Bromocriptine activates NQO1 via Nrf2-PI3K/Akt signaling: novel cytoprotective mechanism against oxidative damage

Abstract

Parkinson's disease (PD) is a neurodegenerative disorder associated with selective loss of dopaminergic neurons in the substantia nigra. Because oxidative stress caused by dopamine oxidation to dopamine quinone is suggested as a major factor contributing to the pathogenesis of PD, the induction of the enzyme that catalyzes the reduction of quinones, NAD(P)H quinone oxidoreductase1 (NQO1), could be a desirable therapeutic strategy to protect cells from oxidative damage. The dopamine agonist bromocriptine is used clinically for PD therapy. In addition to ameliorating the motor deficit via dopamine D2 receptor activation, bromocriptine also has neuroprotective and antioxidative activity.

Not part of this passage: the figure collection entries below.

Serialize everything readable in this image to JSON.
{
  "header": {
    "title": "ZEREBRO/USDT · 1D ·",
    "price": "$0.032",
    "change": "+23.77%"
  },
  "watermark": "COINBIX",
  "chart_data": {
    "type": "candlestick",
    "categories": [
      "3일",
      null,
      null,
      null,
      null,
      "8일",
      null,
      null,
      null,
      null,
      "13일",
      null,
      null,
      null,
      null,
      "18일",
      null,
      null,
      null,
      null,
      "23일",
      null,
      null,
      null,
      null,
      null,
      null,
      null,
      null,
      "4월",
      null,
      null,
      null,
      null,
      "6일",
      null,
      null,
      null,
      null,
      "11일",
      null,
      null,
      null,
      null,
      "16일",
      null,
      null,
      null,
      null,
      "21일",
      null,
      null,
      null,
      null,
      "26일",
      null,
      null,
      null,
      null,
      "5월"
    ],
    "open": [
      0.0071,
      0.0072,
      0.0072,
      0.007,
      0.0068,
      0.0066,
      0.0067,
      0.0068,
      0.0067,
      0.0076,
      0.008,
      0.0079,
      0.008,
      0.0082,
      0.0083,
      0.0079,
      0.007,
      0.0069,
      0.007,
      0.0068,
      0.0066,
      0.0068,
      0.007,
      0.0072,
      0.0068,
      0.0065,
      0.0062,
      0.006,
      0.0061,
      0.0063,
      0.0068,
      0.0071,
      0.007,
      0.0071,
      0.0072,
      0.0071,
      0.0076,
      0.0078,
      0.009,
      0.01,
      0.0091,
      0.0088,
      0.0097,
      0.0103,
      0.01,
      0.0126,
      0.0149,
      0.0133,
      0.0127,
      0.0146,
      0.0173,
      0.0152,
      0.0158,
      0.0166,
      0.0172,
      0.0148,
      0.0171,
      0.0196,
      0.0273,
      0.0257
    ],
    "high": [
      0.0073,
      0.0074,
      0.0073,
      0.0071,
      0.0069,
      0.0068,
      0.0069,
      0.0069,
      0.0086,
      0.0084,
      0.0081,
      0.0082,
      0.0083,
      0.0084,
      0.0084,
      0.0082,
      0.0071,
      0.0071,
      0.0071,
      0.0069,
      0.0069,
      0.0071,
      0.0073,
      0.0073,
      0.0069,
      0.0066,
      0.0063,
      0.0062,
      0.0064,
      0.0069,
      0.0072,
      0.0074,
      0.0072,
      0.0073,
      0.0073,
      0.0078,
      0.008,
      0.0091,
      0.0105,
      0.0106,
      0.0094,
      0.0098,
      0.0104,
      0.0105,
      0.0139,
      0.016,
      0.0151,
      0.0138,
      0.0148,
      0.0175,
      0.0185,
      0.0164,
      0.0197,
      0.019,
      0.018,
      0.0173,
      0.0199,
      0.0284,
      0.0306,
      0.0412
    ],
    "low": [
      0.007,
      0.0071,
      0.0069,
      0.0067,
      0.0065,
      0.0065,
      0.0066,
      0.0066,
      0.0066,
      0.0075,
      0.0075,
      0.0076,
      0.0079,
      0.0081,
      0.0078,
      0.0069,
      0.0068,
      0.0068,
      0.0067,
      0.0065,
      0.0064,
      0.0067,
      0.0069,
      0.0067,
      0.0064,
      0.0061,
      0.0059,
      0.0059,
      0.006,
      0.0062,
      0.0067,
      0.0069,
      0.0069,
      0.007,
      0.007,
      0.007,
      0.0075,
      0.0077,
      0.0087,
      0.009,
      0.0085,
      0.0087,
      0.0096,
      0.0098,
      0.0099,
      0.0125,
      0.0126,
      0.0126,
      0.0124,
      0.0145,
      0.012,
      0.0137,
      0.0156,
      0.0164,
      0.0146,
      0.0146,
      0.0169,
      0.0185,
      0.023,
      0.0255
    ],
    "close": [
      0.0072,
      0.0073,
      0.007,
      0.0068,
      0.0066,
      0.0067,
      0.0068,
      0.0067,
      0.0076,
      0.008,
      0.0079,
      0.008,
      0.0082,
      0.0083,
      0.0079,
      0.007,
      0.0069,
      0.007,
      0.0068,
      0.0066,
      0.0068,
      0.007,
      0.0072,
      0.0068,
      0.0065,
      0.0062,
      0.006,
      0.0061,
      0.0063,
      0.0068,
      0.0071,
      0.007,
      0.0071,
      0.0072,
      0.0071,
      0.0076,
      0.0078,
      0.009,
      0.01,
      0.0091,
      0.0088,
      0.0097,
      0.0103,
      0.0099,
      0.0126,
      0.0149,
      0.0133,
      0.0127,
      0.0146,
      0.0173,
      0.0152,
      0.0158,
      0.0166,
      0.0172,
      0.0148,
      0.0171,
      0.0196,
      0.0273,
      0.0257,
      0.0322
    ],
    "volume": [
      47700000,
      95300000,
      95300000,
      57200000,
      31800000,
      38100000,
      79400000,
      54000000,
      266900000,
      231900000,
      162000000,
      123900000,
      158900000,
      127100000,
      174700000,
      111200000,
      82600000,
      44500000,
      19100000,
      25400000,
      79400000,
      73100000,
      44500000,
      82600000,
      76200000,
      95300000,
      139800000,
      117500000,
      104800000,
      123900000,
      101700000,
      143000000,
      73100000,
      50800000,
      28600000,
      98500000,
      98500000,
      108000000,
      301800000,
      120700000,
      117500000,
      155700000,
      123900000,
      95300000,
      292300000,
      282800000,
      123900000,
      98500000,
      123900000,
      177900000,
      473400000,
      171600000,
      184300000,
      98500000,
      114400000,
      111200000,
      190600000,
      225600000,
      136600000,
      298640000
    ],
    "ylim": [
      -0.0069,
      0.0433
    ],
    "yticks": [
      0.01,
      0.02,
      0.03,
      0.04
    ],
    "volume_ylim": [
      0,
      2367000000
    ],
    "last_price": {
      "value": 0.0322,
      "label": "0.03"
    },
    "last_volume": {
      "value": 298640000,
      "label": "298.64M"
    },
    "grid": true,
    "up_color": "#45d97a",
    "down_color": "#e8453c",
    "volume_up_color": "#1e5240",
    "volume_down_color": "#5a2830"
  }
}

In the present study, we show that bromocriptine upregulates the expression and activity of NQO1, attenuates the increase in the protein-bound quinone in H(2)O(2)-treated PC12 cells, and protects PC12 cells against oxidative damage. Bromocriptine increases the expression and nuclear translocation of a basic leucine zipper transcription factor, nuclear factor-E2-related factor-2 (Nrf2), which is known to be involved in the regulation of numerous antioxidant enzymes via the antioxidant response element. The Nrf2-related cytoprotective and antioxidative effects of bromocriptine are PI3K/Akt pathway-dependent, and are independent of dopamine receptor activation. The cytoprotective effect of bromocriptine in PC12 cells is not affected by the presence of dopamine D2 antagonist, and the bromocriptine-induced Nrf2-ARE activation and cytoprotection against oxidative stress are observed in both dopamine D2 receptor-expressing A7-D2 and non-expressing A7 cells. Taken together, we investigate the novel cytoprotective effect of bromocriptine involving PI3K- and Nrf2-mediated upregulation of the antioxidant enzyme NQO1.